TORONTO -- Onex Corp. is ready to place a bet on the U.S. gambling industry, with struggling casino icon Tropicana Entertainment LLC a potential target for Gerald Schwartz's buyout firm.
Onex has top-end help in its hunt for a gambling deal, teaming up with Alex Yemenidjian, the former president of Kirk Kerkorian's MGM Grand casino empire. The firm is employing the same strategy in another beat-up business, building products, where Onex has joined with Masonite International Corp. founder Philip Orsino to seek deals.
In gambling, the focus isn't just on the neon and flash of the Las Vegas strip, where the Tropicana is a well-known name in lights, but in more out-of-the-way places. Onex made a bid for Gateway Casinos Income Fund, which runs gambling operations in Western Canada, but fell short in that 2007 takeover battle.
The appeal for Mr. Schwartz is the steady, long-term growth of gambling, which has moved into the mainstream of North American life in recent years with casinos appearing all across the continent.
"I wouldn't say Vegas necessarily, but we're looking at gaming properties," Mr. Schwartz said in an interview at Onex's Toronto headquarters. "It's a stable business. You clearly have to be in the right parts of it. But all the statistics on gaming show it's been a modestly-growing to fast-growing business for 30 years or more."
Even so, the business has been hit hard by the freeze-up in the credit markets, given that the booming growth of gambling had been fuelled in large part by cheap loans.

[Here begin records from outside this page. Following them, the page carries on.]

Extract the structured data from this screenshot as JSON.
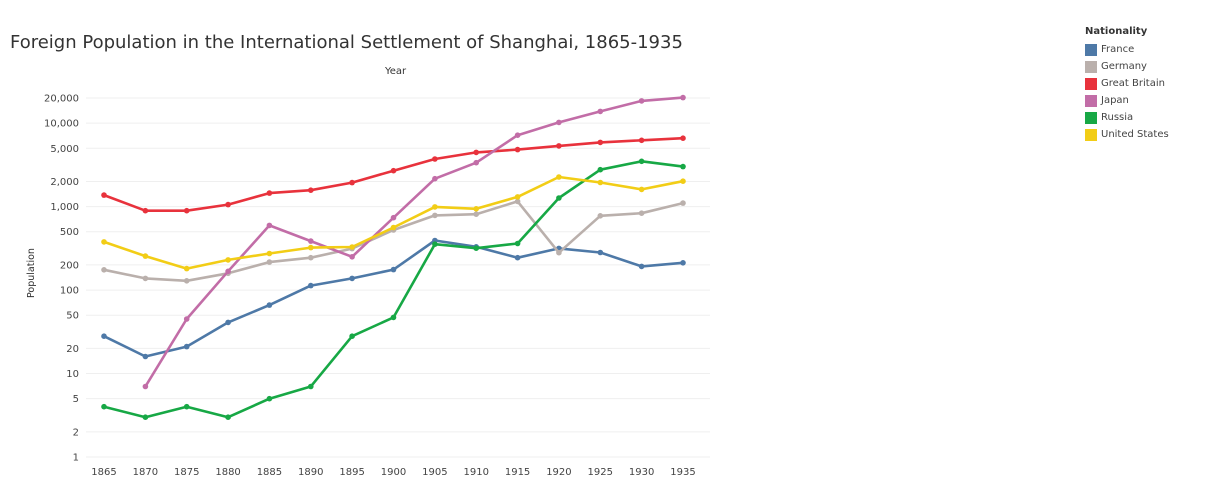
{
  "chart_data": {
    "type": "line",
    "title": "Foreign Population in the International Settlement of Shanghai, 1865-1935",
    "xlabel": "Year",
    "ylabel": "Population",
    "y_scale": "log",
    "ylim": [
      1,
      20000
    ],
    "grid": true,
    "x": [
      1865,
      1870,
      1875,
      1880,
      1885,
      1890,
      1895,
      1900,
      1905,
      1910,
      1915,
      1920,
      1925,
      1930,
      1935
    ],
    "x_tick_labels": [
      "1865",
      "1870",
      "1875",
      "1880",
      "1885",
      "1890",
      "1895",
      "1900",
      "1905",
      "1910",
      "1915",
      "1920",
      "1925",
      "1930",
      "1935"
    ],
    "y_ticks": [
      1,
      2,
      5,
      10,
      20,
      50,
      100,
      200,
      500,
      1000,
      2000,
      5000,
      10000,
      20000
    ],
    "y_tick_labels": [
      "1",
      "2",
      "5",
      "10",
      "20",
      "50",
      "100",
      "200",
      "500",
      "1,000",
      "2,000",
      "5,000",
      "10,000",
      "20,000"
    ],
    "legend": {
      "title": "Nationality",
      "position": "top-right"
    },
    "series": [
      {
        "name": "France",
        "color": "#4e79a7",
        "values": [
          28,
          16,
          21,
          41,
          66,
          113,
          138,
          176,
          393,
          330,
          244,
          316,
          282,
          192,
          212
        ]
      },
      {
        "name": "Germany",
        "color": "#bab0ac",
        "values": [
          175,
          138,
          129,
          159,
          216,
          244,
          314,
          525,
          785,
          811,
          1155,
          280,
          776,
          833,
          1100
        ]
      },
      {
        "name": "Great Britain",
        "color": "#e8323c",
        "values": [
          1372,
          894,
          892,
          1057,
          1453,
          1574,
          1936,
          2691,
          3713,
          4465,
          4822,
          5341,
          5879,
          6221,
          6595
        ]
      },
      {
        "name": "Japan",
        "color": "#c26da7",
        "values": [
          null,
          7,
          45,
          168,
          595,
          386,
          250,
          736,
          2157,
          3361,
          7169,
          10215,
          13804,
          18478,
          20242
        ]
      },
      {
        "name": "Russia",
        "color": "#17a845",
        "values": [
          4,
          3,
          4,
          3,
          5,
          7,
          28,
          47,
          354,
          317,
          361,
          1266,
          2766,
          3487,
          3017
        ]
      },
      {
        "name": "United States",
        "color": "#f2cd16",
        "values": [
          378,
          255,
          181,
          230,
          274,
          323,
          328,
          562,
          991,
          940,
          1307,
          2264,
          1942,
          1608,
          2017
        ]
      }
    ]
  }
}
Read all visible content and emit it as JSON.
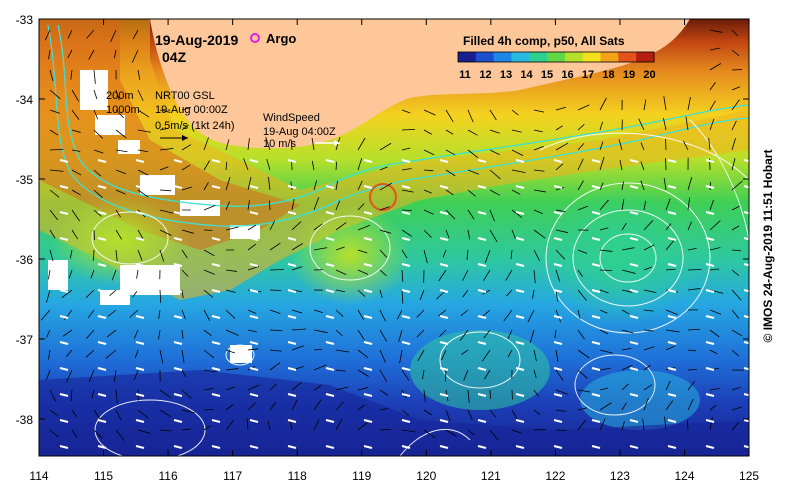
{
  "map": {
    "date": "19-Aug-2019",
    "time": "04Z",
    "argo_label": "Argo",
    "product": "Filled 4h comp, p50, All Sats",
    "colorbar": {
      "ticks": [
        "11",
        "12",
        "13",
        "14",
        "15",
        "16",
        "17",
        "18",
        "19",
        "20"
      ],
      "colors": [
        "#1a1f8f",
        "#1d4fcf",
        "#1f86e6",
        "#28b9e0",
        "#2fd08f",
        "#63d648",
        "#b5e02a",
        "#f2e01e",
        "#f3a21a",
        "#e2521a",
        "#b51e12"
      ]
    },
    "current_legend": {
      "contour_200": "200m",
      "contour_1000": "1000m",
      "source": "NRT00 GSL",
      "time": "19-Aug 00:00Z",
      "scale": "0.5m/s (1kt 24h)"
    },
    "wind_legend": {
      "title": "WindSpeed",
      "time": "19-Aug 04:00Z",
      "scale": "10 m/s"
    },
    "lat_labels": [
      "-33",
      "-34",
      "-35",
      "-36",
      "-37",
      "-38"
    ],
    "lon_labels": [
      "114",
      "115",
      "116",
      "117",
      "118",
      "119",
      "120",
      "121",
      "122",
      "123",
      "124",
      "125"
    ],
    "credit": "© IMOS 24-Aug-2019 11:51 Hobart",
    "colors": {
      "land": "#fdc79a",
      "frame": "#000000",
      "coast": "#40e0d0"
    }
  }
}
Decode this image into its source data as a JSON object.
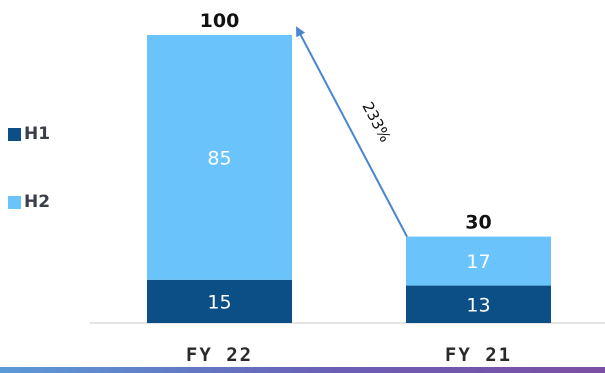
{
  "chart_data": {
    "type": "bar",
    "stacked": true,
    "categories": [
      "FY 22",
      "FY 21"
    ],
    "series": [
      {
        "name": "H1",
        "values": [
          15,
          13
        ],
        "color": "#0c4f86"
      },
      {
        "name": "H2",
        "values": [
          85,
          17
        ],
        "color": "#6ac4fb"
      }
    ],
    "totals": [
      100,
      30
    ],
    "ylim": [
      0,
      100
    ],
    "annotation": {
      "label": "233%",
      "from": "FY 21",
      "to": "FY 22",
      "color": "#4a86d0"
    },
    "legend_position": "left",
    "grid": false
  }
}
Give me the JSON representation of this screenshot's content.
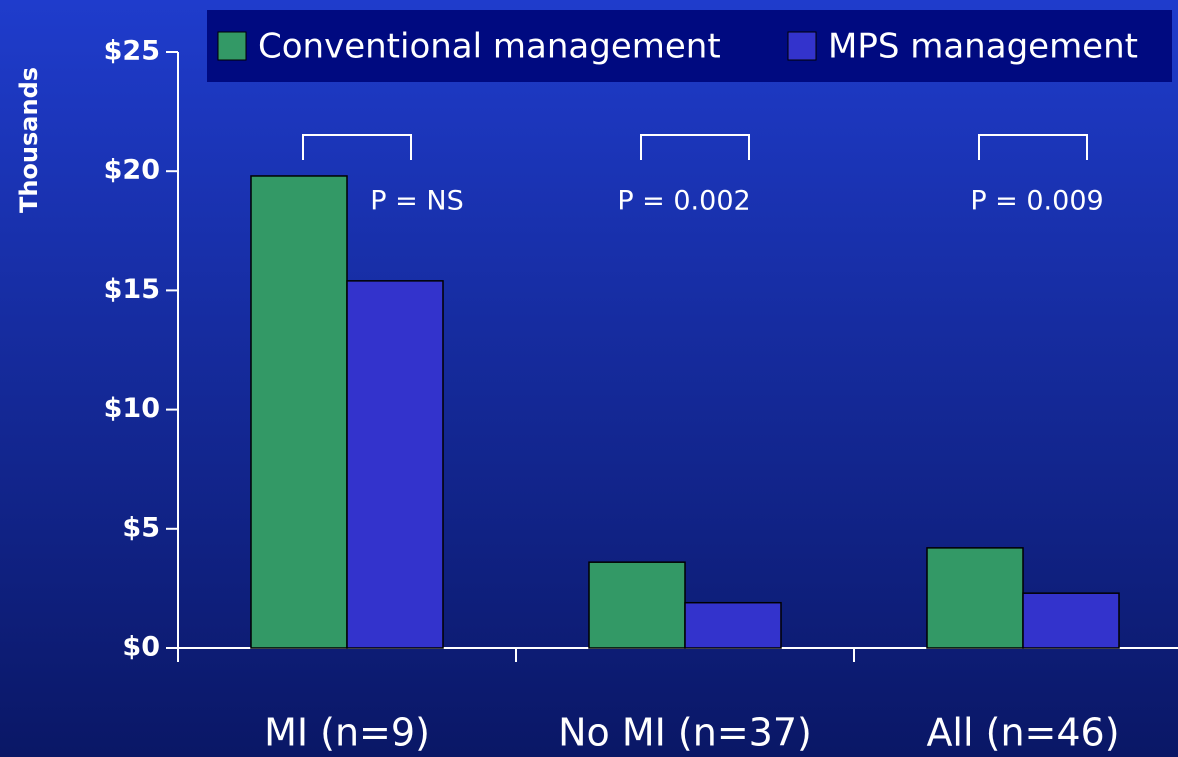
{
  "chart_data": {
    "type": "bar",
    "y_label": "Thousands",
    "categories": [
      "MI (n=9)",
      "No MI (n=37)",
      "All (n=46)"
    ],
    "series": [
      {
        "name": "Conventional management",
        "color": "#339966",
        "values": [
          19.8,
          3.6,
          4.2
        ]
      },
      {
        "name": "MPS management",
        "color": "#3333cc",
        "values": [
          15.4,
          1.9,
          2.3
        ]
      }
    ],
    "ylim": [
      0,
      25
    ],
    "yticks": [
      {
        "value": 0,
        "label": "$0"
      },
      {
        "value": 5,
        "label": "$5"
      },
      {
        "value": 10,
        "label": "$10"
      },
      {
        "value": 15,
        "label": "$15"
      },
      {
        "value": 20,
        "label": "$20"
      },
      {
        "value": 25,
        "label": "$25"
      }
    ],
    "annotations": [
      "P = NS",
      "P = 0.002",
      "P = 0.009"
    ],
    "legend": "top"
  }
}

Now, many companies are finding their massive debt loads tough to deal with, and there's concern that Las Vegas, especially, is becoming overbuilt with too many new hotel rooms set to hit the market all at once.
On top of that, there's the slumping U.S. economy, which may cause players to cut back. Figures from the Nevada Gaming Commission show the house's take fell 3.9 per cent in February from a year earlier.
"If [the gambling sector] is overbuilt and in some difficulty right now it's a good time to look at it," Mr. Schwartz said. "You say Las Vegas is overbuilt. That was certainly my reaction. But you sit down with Alex [and] he'll take you through it. And every single period when Vegas has been overbuilt, it went on to build more rooms successfully."
Mr. Yemenidjian is a canny partner, said Jeffrey Logsdon, an industry analyst at BMO Nesbitt Burns Inc. "Alex clearly has an excellent view of the playing field and the players," said Mr. Logsdon, who is of the view that if the gambling industry hasn't reached a bottom, "we're probably within shouting distance."
Tropicana ran into trouble when the loss of a gambling licence for an Atlantic City casino left it unable to handle $2.67-billion (U.S.) of debt.
The company was forced to file this week for protection from creditors and is now looking to restructure. Onex is trying to gain a position in Tropicana by offering $100-million of financing.
Tropicana's glory has faded; its flagship Las Vegas hotel eclipsed by newer and bigger edifices. However, "someone with the right plan and the right amount of capital could turn it into something interesting," Mr. Logsdon said.
Onex has in the past used stakes in the debt of troubled companies to gain control, notably in its purchase of cinema operator Loews Cineplex Entertainment Corp. It's a strategy Mr. Schwartz said he expects to employ more because regular takeover plays are scarce due to a lack of debt financing and stubborn sellers clinging to high price expectations.
If Tropicana doesn't pan out, analysts said, there are other targets. Harrah's Entertainment Inc. may look to sell a property to reduce debt, as might Isle of Capri Casinos Inc.
"The valuations are a lot more compelling today then they were nine months ago," said Onex managing partner Anthony Munk.